4月1日時点における日本の大学および短期大学卒業者の就職率は98%となった [1]

この高い数値は、労働人口の減少により企業がエントリーレベルのポジションを埋めるのに苦慮しているという、日本の労働市場における深刻な不均衡を反映している。若手人材への持続的な需要により、ほぼすべての卒業者が学位取得後すぐに職を得る状況となっている。

厚生労働省は、全国112の大学および短期大学を対象とした調査に基づき、この数値を算出した [3]。このデータの中で、女子大学卒業者の就職率はさらに高く、98.7%に達した [2]

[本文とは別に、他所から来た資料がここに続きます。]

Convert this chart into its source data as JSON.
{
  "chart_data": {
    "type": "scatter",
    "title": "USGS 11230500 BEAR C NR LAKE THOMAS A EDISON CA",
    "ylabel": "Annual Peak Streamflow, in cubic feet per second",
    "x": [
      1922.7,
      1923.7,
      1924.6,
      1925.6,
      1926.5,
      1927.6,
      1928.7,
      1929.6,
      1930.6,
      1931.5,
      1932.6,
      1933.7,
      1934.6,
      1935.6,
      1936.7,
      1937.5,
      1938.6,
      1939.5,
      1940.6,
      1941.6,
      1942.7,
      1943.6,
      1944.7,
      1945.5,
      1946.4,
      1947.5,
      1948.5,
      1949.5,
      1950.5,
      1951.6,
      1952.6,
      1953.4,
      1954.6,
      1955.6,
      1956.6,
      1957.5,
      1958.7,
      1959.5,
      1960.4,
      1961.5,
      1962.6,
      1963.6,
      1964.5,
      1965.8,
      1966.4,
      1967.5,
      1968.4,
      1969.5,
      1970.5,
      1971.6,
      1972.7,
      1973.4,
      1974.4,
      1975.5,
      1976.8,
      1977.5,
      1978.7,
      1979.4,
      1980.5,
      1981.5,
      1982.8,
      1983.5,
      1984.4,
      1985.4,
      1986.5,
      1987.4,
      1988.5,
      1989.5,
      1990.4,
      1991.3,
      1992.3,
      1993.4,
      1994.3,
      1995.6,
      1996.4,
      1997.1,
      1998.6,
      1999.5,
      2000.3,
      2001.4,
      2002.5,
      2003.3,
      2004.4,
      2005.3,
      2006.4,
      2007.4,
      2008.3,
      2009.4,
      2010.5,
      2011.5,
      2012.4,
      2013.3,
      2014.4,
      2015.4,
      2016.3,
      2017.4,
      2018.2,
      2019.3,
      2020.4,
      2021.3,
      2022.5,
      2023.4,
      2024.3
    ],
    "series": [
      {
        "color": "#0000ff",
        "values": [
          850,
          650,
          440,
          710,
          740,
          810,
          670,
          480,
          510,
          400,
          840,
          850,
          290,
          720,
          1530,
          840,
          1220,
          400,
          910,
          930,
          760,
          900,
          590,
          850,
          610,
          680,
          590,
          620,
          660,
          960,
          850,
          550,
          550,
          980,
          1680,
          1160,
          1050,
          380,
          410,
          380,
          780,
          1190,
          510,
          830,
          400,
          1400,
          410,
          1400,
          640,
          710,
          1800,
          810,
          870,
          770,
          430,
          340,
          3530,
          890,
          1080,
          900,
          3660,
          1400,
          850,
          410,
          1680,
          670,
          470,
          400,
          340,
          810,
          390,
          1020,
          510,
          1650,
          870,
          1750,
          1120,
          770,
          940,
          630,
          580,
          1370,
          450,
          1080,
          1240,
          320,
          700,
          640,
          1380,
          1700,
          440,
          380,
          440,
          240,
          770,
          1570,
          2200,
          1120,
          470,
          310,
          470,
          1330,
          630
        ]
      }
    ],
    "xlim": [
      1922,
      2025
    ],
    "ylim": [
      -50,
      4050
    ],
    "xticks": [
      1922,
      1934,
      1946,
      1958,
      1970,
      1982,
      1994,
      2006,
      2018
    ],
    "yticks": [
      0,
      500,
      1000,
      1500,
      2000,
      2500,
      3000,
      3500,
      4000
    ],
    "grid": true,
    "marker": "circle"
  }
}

厚生労働省は、「企業からは若手人材を確保したいができないという声が上がっている。人手不足を背景に、就職率は高水準で推移している」としている [4]

地域別のデータでも、各都道府県で同様の傾向が見られる。長崎県における今春の大学生の就職内定率は97.3%であった [5]。同地域の高校生の内定率は、わずかに低い96.9%となった [6]

個別の教育機関からも好結果が報告されている。名古屋商科大学では、2026年3月卒業予定者の就職率が98.7%を記録した [7]

これらの数字は、主導権が卒業生側に移った競争的な採用環境を浮き彫りにしている。企業側は意欲的に採用活動を行っているが、人口動態の変化により若手労働者の絶対数が減少しており、卒業者総数が減少しても就職率が高止まりする傾向が続いている。

日本の大学および短期大学卒業者の就職率は98%となった

卒業者のほぼ全員が就職している現状は、日本の人口危機が新卒労働者にとっての「売り手市場」を作り出していることを示している。高い就職率は一見ポジティブに見えるが、実際には深刻な労働力不足の兆候であり、若年人口の減少に伴い、企業は採用基準を下げざるを得ないか、生産性を維持するために自動化を加速させる必要に迫られる可能性がある。